Fanaj: Ich glaube nicht, dass ich aufgrund des Namens eingeladen wurde, sondern aufgrund meiner langjährigen Tätigkeiten auch ausserhalb meiner Funktion als Integrationsbeauftragte: so meine politische und ehrenamtliche Arbeiten in Luzern rund um das Thema des Zusammenlebens.

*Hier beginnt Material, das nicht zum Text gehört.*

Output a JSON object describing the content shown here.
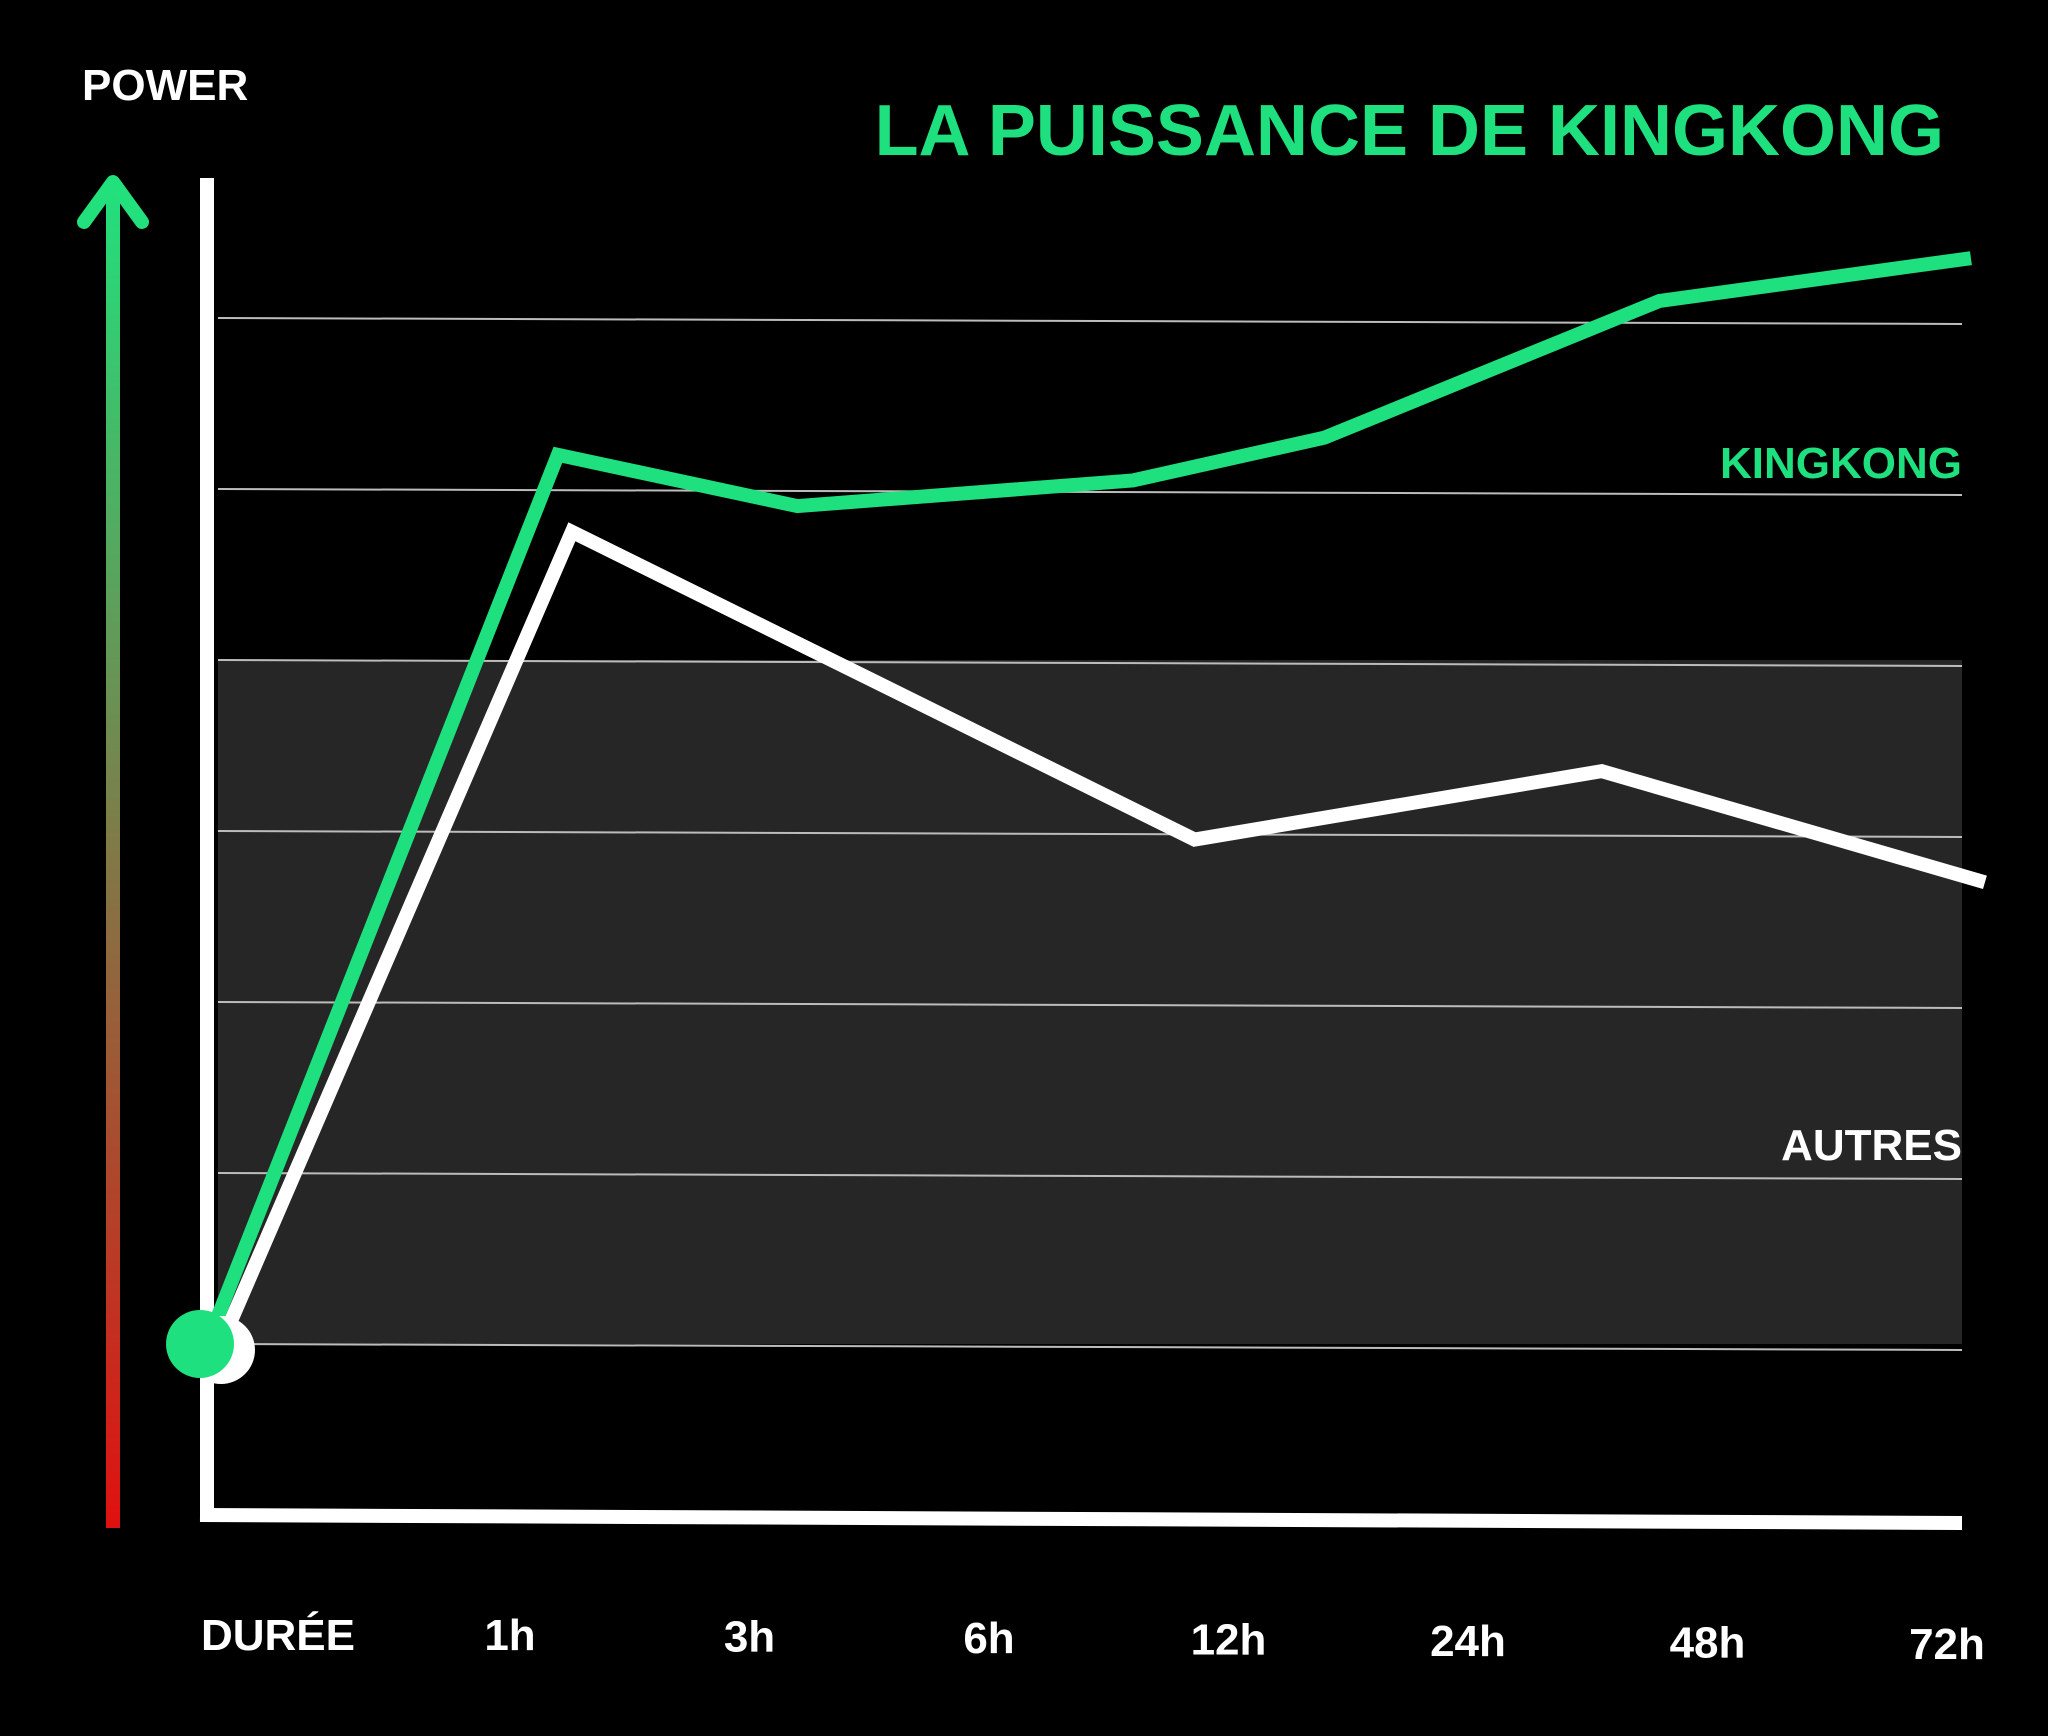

Zu Ihrer Frage mit dem Namen: nur bei der Lehrstellensuche in der Sekundarschule war dies ein Nachteil – trotz sehr guten Noten – und dies war der Grund, warum ich das 10. Schuljahr absolvieren musste. Im letzten Moment habe ich eine Lehrstelle als Kauffrau gefunden und absolviert. Seither habe ich aber keine negativen Erfahrungen gemacht. Ich werde allerdings oft gefragt, woher ich denn käme und antworte jeweils: aus Luzern.

Brown, Bovery, Hayek, Wander, Maggy, Nestlé, Suchard, Blocher, Noah, Wawrink, Embolo – Das sind die Namen einiger «Zuwanderer», welche wichtige Impulse in der Schweiz liefern. Warum haben diese Vorbilder kaum Durchschlagskraft in der Diskussion über die «Zuwanderung»?

Fanaj: Sobald Zuwanderer einen positiven Beitrag für die Gesellschaft oder Wirtschaft leisten, spielt die Herkunft keine Rolle. Sie werden erst zu Zuwanderer, wenn sie negativ auffallen. Als Beispiel ist der Fussballer Shaqiri zu erwähnen: in den Medien wird er gerne als Schweizer bezeichnet, auch wenn die Medien es auch nicht verheimlichen dass er aus dem Kosovo kommt. Fällt jemand negativ auf, so betont man ausdrücklich, dass die Person – auch mit Schweizer Pass – einen Migrationshintergrund aus einem bestimmten Land mitbringt.

Wird heute in der Diskussion über die «Zuwanderung» die Religionszugehörigkeit zu hoch eingeschätzt, beziehungsweise: Welche Elemente prägen das Bild, dass sich die Einheimischen von «Zuwanderern» machen?

Fanaj: Die Zuwanderungspolitik ist noch einzig Thema im Zusammenhang mit der Masseneinwanderungsinitiative im Bereich der Arbeitskräfte. Ansonsten sind die Einheimischen stark mit den Bereichen Asylsuchende und Flüchtlinge konfrontiert, so dass generell «Zuwanderer» welche über einen aufenthaltsrechtlichen Status verfügen, im Hintergrund geraten sind.

Mir fällt auf, dass einzig die Religionszugehörigkeit im Zusammenhang mit dem Islam stark an Interesse seitens der Medien zugenommen hat. Dies hat sicher mit der Berichterstattung zum IS aber auch mit den Anschlägen in Paris zu tun. Ich finde es gefährlich, wenn die Muslime in der Schweiz mit den Ereignissen in Syrien oder sonstwo auf der Welt in Zusammenhang gebracht werden und die Religionszugehörigkeit so hoch gewichtet wird.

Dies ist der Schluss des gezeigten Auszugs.